Founder to CEO Transition: What Can Go Wrong and How to Make it Work

Ori Eisen | Leadership

Editor’s note: This is the fourth post in a series aimed at founders who are considering hiring a professional CEO to run their company. The author, Ori Eisen, is a member of Georgian Partners’ Advisory Board. As the founder of 41st Parameter, the leader in online fraud intervention, he underwent the founder to CEO transition himself prior to selling the business in 2013. The previous post in the series was on how to hire a CEO. To start at the beginning of the series, click here

If I had to guess, I’d say that founder-CEO relationships fail nine times out of ten. That may seem kind of shocking — how could two educated adults working toward the same common outcome be so unsuccessful? — but based on what I’ve seen in my career it’s true. The important thing is to not only recognize this, but also understand why it happens.

I think there are two interrelated reasons.

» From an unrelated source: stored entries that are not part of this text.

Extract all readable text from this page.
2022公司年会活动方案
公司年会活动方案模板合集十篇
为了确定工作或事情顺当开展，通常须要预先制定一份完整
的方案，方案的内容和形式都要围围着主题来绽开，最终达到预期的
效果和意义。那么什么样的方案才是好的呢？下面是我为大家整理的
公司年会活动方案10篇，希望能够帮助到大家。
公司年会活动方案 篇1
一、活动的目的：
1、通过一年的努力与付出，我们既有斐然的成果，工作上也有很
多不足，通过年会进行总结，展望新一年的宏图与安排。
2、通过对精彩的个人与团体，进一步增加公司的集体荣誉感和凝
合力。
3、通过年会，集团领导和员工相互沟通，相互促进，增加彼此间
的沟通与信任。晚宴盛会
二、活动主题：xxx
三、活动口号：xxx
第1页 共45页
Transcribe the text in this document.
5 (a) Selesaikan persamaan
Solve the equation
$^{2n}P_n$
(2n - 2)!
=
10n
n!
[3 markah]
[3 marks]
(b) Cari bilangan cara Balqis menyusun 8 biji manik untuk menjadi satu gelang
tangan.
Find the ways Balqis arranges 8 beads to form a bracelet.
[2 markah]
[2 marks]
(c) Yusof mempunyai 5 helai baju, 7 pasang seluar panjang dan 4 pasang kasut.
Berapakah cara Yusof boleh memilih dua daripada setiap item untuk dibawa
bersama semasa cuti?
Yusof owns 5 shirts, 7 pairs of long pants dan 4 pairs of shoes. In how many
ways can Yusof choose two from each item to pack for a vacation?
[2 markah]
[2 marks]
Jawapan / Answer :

The first is pretty simple: sharing is hard. It’s no easier for adults to share responsibility for their successes and failures than it is for kids to share their toys in the sandbox. Of course, when you get right down to it, one of the most difficult things of all to share is power. Unfortunately, when it comes to hiring a CEO, that’s exactly what you and your new CEO will have to do. When the CEO takes the reins of the company, he or she has to share power with you the founder, and vice versa. That dynamic alone probably accounts for most of the reasons why these relationships fail so often.

The other big issue has to do with expectations (often around how to wield power).

When you’re a founder who’s in the throws of hiring a CEO and everything’s moving at a fast pace, it can be easy to overlook asking certain basic questions. Likewise you may never find the time for important exchanges — at least not to the extent that you should. That can be a real problem and one that can easily open the door to misaligned expectations. That’s why to maximize your chances of making it work, you’ve got to talk to your potential new CEO about expectations before extending an offer.

Any time you have a conversation about expectations, the most important topic should be values since both your values and the values of your new CEO are inevitably going to be reflected in the company and the way it’s governed on a day-to-day basis. For example, you and your CEO should be completely aligned on how to hire and fire talent, what your processes are, what the company’s dress code is, and even what the hours of operations should be. Trust is another important value to discuss. Is it something that must be earned or that you automatically give someone until they lose it? These are just a few examples from a much larger list of considerations that you have to discuss in terms of values and expectations.

If you stumble upon any critical misalignments when talking to your potential new CEO, don’t simply brush them off. I guarantee they will resurface when the CEO starts, and if you have a sense that you may not like something now, you definitely won’t like it later. That’s why it’s so important to make sure that you both agree on:

  • Values
  • What you’re each going to do alone and what you need to report back to each other
  • What you’re going to do together
  • What you need to discuss and be aligned on before doing

Let the CEO know during the interview what bothers you, what you don’t care about and which lines can and can’t be crossed when discussing your values and expectations. Unless you have this open and very direct conversation, nothing can spare both you from the potential aftermath. On the other hand, if your new CEO knows what bothers you and what the boundaries are, it can help that person better navigate working and sharing power with you.

Importantly, don’t assume that your potential CEO knows your values and thoughts. After all, do you really know know theirs? Instead, take the time to learn about each other so that you can work together more effectively and avoid some unnecessary conflict. Doing so will make it easier for you to not only share power, but also lead your business to greater success.